Existing neural network ensemble methods for time series classification often lack explicit mechanisms to enforce diversity, leading to feature redundancy among constituent models and limiting overall ensemble performance. To address this limitation, this work proposes a diversity-driven ensemble framework that introduces, for the first time in this task, a feature orthogonality loss to explicitly encourage member models to learn complementary feature representations through decorrelated learning. Evaluated on 128 UCR benchmark datasets, the proposed method achieves state-of-the-art performance with fewer ensemble members, significantly improving classification accuracy, computational efficiency, and scalability compared to existing approaches.
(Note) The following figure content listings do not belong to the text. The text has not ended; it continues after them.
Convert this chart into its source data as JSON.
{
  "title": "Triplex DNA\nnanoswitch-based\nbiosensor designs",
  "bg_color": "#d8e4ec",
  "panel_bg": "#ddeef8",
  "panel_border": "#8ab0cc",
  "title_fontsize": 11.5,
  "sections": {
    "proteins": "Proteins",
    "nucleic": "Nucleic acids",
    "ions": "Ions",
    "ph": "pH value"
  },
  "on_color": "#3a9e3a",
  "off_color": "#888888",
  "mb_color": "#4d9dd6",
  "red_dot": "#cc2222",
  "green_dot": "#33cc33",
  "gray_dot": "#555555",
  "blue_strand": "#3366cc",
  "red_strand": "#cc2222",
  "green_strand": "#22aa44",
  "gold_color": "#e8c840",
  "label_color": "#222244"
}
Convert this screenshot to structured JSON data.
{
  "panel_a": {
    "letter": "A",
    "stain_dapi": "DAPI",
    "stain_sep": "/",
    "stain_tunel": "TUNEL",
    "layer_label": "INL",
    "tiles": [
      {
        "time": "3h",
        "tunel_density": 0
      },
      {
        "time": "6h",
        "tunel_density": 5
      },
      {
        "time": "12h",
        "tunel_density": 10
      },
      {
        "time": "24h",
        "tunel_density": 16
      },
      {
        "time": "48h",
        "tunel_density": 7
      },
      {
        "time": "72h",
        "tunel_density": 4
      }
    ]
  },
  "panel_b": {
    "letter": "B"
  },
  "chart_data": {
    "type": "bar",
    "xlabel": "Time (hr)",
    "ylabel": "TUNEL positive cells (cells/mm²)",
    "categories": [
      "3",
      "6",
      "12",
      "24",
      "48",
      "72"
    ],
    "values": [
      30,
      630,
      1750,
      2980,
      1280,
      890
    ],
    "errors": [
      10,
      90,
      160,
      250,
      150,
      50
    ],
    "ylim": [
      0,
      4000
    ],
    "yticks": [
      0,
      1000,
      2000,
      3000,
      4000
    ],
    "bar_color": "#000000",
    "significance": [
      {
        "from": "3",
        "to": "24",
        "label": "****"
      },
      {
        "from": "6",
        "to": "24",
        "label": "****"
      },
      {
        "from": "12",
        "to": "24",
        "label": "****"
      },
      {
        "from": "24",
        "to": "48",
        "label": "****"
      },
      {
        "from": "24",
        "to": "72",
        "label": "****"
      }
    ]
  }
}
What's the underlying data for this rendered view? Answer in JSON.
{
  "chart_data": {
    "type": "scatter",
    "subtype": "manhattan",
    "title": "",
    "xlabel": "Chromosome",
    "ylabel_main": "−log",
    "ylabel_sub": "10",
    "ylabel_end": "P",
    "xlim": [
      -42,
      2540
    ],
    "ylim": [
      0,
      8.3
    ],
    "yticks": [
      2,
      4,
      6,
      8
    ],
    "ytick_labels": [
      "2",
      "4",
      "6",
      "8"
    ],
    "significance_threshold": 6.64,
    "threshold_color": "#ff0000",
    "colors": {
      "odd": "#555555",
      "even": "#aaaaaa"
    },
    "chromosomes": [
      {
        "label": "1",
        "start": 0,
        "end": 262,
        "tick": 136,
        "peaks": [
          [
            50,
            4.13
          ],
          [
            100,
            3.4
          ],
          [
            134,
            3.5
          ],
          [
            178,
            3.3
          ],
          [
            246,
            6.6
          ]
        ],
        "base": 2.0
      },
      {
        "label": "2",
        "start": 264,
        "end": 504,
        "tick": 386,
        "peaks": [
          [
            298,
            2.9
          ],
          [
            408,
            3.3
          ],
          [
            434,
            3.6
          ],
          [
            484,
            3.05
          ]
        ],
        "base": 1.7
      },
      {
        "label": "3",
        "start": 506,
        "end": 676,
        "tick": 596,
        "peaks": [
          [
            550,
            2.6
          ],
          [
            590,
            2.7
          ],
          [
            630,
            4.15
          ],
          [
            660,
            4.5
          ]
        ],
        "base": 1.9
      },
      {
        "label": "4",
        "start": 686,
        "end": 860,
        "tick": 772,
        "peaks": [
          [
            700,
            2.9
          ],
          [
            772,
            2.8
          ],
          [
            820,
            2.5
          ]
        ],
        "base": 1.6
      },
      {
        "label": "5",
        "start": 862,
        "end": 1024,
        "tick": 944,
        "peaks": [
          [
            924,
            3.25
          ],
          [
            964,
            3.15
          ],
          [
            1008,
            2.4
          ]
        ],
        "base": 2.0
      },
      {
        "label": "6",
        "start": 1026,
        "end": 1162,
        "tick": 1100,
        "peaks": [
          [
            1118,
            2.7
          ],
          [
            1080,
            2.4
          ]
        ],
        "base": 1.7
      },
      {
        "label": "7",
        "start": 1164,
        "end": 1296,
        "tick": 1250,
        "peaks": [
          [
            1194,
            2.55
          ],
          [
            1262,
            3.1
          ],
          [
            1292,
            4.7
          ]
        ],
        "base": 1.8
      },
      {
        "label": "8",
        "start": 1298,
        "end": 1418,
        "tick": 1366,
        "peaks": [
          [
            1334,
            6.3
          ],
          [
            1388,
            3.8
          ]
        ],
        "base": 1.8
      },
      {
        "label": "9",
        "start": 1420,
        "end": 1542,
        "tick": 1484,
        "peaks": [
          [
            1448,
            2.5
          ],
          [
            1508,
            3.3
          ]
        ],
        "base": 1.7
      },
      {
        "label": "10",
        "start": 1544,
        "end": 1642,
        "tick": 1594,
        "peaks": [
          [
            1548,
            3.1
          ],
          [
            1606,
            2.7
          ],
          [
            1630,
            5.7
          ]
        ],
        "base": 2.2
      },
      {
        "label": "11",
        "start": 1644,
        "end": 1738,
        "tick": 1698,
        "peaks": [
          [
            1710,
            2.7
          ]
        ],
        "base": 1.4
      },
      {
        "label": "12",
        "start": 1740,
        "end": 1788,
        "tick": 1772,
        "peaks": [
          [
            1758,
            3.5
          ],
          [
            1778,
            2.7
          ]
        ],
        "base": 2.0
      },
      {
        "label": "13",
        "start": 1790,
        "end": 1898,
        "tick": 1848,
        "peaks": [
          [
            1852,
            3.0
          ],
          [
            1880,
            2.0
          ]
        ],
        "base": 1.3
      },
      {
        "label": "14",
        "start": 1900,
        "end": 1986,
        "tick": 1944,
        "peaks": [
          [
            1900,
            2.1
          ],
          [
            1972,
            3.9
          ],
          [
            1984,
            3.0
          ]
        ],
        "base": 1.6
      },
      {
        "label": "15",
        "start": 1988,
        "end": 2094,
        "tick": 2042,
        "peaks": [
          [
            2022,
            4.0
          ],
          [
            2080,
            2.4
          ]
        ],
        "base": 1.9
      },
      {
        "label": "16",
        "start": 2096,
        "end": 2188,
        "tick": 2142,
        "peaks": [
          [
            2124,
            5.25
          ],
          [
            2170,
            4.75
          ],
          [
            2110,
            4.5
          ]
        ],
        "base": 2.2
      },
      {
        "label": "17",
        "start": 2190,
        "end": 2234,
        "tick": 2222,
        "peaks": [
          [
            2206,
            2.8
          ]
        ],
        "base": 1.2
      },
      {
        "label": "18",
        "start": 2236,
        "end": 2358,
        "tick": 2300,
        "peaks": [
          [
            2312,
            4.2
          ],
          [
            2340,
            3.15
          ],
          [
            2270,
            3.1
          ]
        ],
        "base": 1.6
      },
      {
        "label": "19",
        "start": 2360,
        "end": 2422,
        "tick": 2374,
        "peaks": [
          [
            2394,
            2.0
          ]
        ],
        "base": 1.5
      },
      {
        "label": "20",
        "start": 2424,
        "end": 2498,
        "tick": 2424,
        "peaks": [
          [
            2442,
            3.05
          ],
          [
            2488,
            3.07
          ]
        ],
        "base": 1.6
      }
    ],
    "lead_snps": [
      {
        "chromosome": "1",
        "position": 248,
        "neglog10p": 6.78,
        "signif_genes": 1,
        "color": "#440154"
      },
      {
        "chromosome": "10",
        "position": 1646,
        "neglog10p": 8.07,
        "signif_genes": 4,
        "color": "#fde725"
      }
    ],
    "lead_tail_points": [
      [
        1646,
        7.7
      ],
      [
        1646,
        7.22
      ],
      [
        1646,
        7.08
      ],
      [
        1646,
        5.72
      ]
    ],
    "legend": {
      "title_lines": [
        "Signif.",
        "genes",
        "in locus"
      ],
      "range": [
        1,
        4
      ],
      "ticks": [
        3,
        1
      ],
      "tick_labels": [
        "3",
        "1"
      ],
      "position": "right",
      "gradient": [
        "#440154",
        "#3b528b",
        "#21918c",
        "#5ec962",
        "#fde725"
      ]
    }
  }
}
Ensemble methods have played a crucial role in achieving state-of-the-art (SOTA) performance across various machine learning tasks by leveraging the diversity of features learned by individual models. In Time Series Classification (TSC), ensembles have proven highly effective whether based on neural networks (NNs) or traditional methods like HIVE-COTE. However most existing NN-based ensemble methods for TSC train multiple models with identical architectures and configurations. These ensembles aggregate predictions without explicitly promoting diversity which often leads to redundant feature representations and limits the benefits of ensembling. In this work, we introduce a diversity-driven ensemble learning framework that explicitly encourages feature diversity among neural network ensemble members. Our approach employs a decorrelated learning strategy using a feature orthogonality loss applied directly to the learned feature representations. This ensures that each model in the ensemble captures complementary rather than redundant information. We evaluate our framework on 128 datasets from the UCR archive and show that it achieves SOTA performance with fewer models. This makes our method both efficient and scalable compared to conventional NN-based ensemble approaches.